A Bordeaux, le mildiou n’est pas un passager clandestin mais l’ampleur de l’attaque a surpris tant les vignerons que leurs conseillers, avec comme dernier maitre-étalon en date l’année 2018. « On est sur la même dynamique de contamination sur les parcelles témoins non traitées, poursuit la responsable. Mais sur les parcelles traitées, l’année 2023 se singularise par l’ampleur et l’étendue géographique des attaques ».

Les produits et/ou les conditions d’applications sont-ils en cause ? « Accompagnés par les conseillers, les viticulteurs ont fait d’énormes progrès en termes de qualité d’application, défend Séverine Dupin. En ce qui concerne les produits, il y a à Bordeaux une réelle dynamique de sortie des produits classés cancérigènes, mutagènes et reprotoxiques, au profit entre autres de produits homologués en bio ou relevant du biocontrôle. Ces derniers sont souvent des produits de contact, à renouveler régulièrement, ce qui peut s’avérer limitant dans des conditions exceptionnelles telles que celles que l’on connaît cette année ».

"Je pense qu’il doit y avoir un lien de cause à effet entre le changement climatique et la virulence des attaques de mildiou"

C’est au cours de la seconde quinzaine de juin que s’est fomentée l’attaque du mildiou, avec la combinaison de stades phénologiques critiques en termes de sensibilité au champignon, de températures élevées mais non caniculaires et de précipitations continues, propices aux contaminations et au lessivage des applications, quand les conditions de portance autorisaient le passage du pulvérisateur.

Symptômes de rot gris sur grappes (Crédit photo : Dominique Dochier - Chambre d’agriculture de la Gironde)
Symptômes de rot gris sur grappes (Crédit photo : Dominique Dochier - Chambre d’agriculture de la Gironde)

Le changement climatique porte-t-il une part de responsabilité ? « Le climat change et devient plus chaotique, souligne la responsable. Il n’y a pas si longtemps, on avait des hivers assez humides et des étés alternants soleil et orages. A présent, on peut avoir des hivers plutôt secs suivis de grosses pluies au printemps, avec des épisodes de gel et de grêle. Je pense qu’il doit y avoir un lien de cause à effet entre le changement climatique et la virulence des attaques de mildiou ».

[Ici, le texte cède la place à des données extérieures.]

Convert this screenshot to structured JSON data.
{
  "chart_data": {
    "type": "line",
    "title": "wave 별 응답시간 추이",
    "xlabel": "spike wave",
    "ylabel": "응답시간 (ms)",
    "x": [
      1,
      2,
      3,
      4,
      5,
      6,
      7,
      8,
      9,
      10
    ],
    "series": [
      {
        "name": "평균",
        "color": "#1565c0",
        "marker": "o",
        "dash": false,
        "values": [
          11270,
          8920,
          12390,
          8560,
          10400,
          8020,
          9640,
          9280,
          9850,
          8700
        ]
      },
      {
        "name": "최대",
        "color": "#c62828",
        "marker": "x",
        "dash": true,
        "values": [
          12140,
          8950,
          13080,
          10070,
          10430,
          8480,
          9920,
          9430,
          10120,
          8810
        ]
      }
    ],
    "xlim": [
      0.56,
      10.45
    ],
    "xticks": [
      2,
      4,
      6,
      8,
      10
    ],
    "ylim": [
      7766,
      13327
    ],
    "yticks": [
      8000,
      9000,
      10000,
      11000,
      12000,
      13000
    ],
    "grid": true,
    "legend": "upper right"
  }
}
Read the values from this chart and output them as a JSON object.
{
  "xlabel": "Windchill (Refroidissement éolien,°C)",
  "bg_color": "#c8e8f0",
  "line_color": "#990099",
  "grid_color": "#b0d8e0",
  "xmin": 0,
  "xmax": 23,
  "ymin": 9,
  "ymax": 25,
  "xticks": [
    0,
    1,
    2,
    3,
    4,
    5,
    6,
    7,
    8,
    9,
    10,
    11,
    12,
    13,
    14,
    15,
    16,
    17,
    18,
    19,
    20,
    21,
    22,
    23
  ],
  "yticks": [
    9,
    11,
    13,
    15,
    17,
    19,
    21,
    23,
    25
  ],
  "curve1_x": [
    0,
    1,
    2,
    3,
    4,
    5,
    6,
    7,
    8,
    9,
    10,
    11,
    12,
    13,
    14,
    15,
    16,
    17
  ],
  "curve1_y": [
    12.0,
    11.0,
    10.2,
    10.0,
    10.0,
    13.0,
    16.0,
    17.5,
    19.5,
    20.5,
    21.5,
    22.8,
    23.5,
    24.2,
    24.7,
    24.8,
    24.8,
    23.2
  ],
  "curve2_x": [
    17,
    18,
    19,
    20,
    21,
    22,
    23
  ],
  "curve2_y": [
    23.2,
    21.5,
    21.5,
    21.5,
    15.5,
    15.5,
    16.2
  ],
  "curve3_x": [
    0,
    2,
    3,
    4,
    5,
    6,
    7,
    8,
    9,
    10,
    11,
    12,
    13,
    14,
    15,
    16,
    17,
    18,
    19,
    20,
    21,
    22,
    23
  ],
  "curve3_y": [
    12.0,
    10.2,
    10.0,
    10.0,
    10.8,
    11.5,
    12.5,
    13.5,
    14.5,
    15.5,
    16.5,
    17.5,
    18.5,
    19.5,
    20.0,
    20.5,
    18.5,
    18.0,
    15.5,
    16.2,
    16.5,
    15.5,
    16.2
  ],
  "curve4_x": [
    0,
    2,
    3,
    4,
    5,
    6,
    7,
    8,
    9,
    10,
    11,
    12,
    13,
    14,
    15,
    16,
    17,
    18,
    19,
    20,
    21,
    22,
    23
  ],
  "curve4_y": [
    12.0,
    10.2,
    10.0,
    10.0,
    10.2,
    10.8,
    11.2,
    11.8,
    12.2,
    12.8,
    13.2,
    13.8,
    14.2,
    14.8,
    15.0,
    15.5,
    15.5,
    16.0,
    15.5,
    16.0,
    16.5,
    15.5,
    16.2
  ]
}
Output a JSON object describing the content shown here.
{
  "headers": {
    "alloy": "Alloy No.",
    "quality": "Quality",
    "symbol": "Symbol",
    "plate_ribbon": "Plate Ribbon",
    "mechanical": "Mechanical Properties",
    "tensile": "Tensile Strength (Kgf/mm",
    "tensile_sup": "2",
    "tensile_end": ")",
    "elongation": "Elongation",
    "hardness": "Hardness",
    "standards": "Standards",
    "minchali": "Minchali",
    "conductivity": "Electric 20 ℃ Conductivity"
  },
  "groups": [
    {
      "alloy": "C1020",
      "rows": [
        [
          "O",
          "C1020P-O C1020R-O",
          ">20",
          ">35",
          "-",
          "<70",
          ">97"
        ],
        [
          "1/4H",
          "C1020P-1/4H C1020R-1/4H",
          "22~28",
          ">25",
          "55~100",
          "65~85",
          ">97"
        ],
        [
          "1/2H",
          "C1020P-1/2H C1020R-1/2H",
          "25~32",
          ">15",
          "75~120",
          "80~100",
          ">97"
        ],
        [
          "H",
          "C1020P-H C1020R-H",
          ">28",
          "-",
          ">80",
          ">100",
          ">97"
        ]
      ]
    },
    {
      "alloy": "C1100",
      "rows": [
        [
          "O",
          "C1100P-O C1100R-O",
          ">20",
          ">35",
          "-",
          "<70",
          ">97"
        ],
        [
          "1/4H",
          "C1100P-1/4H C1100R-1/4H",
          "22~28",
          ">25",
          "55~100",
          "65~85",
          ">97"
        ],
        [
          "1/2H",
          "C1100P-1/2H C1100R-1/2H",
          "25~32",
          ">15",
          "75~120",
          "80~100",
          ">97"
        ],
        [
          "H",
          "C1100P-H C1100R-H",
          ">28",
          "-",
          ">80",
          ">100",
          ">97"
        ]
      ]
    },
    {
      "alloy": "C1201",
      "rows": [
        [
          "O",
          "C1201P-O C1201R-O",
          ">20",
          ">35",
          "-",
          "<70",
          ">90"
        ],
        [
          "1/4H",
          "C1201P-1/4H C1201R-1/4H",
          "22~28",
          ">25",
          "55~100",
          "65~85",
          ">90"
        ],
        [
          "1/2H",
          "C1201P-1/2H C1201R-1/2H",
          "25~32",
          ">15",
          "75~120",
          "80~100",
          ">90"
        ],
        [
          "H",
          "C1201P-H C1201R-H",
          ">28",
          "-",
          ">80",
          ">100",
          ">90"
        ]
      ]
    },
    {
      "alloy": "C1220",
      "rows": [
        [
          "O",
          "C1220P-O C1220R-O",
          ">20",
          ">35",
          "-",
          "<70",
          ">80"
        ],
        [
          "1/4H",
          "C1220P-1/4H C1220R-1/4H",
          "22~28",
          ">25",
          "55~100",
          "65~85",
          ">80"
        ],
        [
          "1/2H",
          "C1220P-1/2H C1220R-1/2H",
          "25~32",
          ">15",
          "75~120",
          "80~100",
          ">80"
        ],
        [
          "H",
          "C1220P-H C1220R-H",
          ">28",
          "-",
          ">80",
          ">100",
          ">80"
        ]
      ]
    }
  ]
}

 23% du vignoble bordelais en bio

Pour comprendre les ressorts de cette attaque inédite, la Chambre d’agriculture et l’IFV, accompagnés par de nombreux partenaires du secteur, ont lancé début août une enquête auprès des viticulteurs, ouverte à l’ensemble des exploitants de Nouvelle-Aquitaine. Elle devrait notamment éclairer l’impact du mildiou selon le mode de production (Le bio a-t-il été plus touché que le conventionnel ou pas ?) ou le secteur géographique. Selon l’Agence bio, la Gironde est le premier département viticole français engagé en bio, avec près de 1.300 exploitations couvrant plus de 27.200 ha, soit 23 % du vignoble. Fin 2022, plus de la moitié de ces surfaces étaient en conversion (14.400 ha) dont 2358 ha en première année.

L’attaque de mildiou tombe intervient au moment où une partie de la production bordelaise pâtit de la mévente des vins rouges, au point que près de 9300 ha pourraient disparaître du paysage, à la faveur d’un plan d’arrachage co-construit par le ministère de l’Agriculture, la Région Nouvelle-Aquitaine et le CIVB.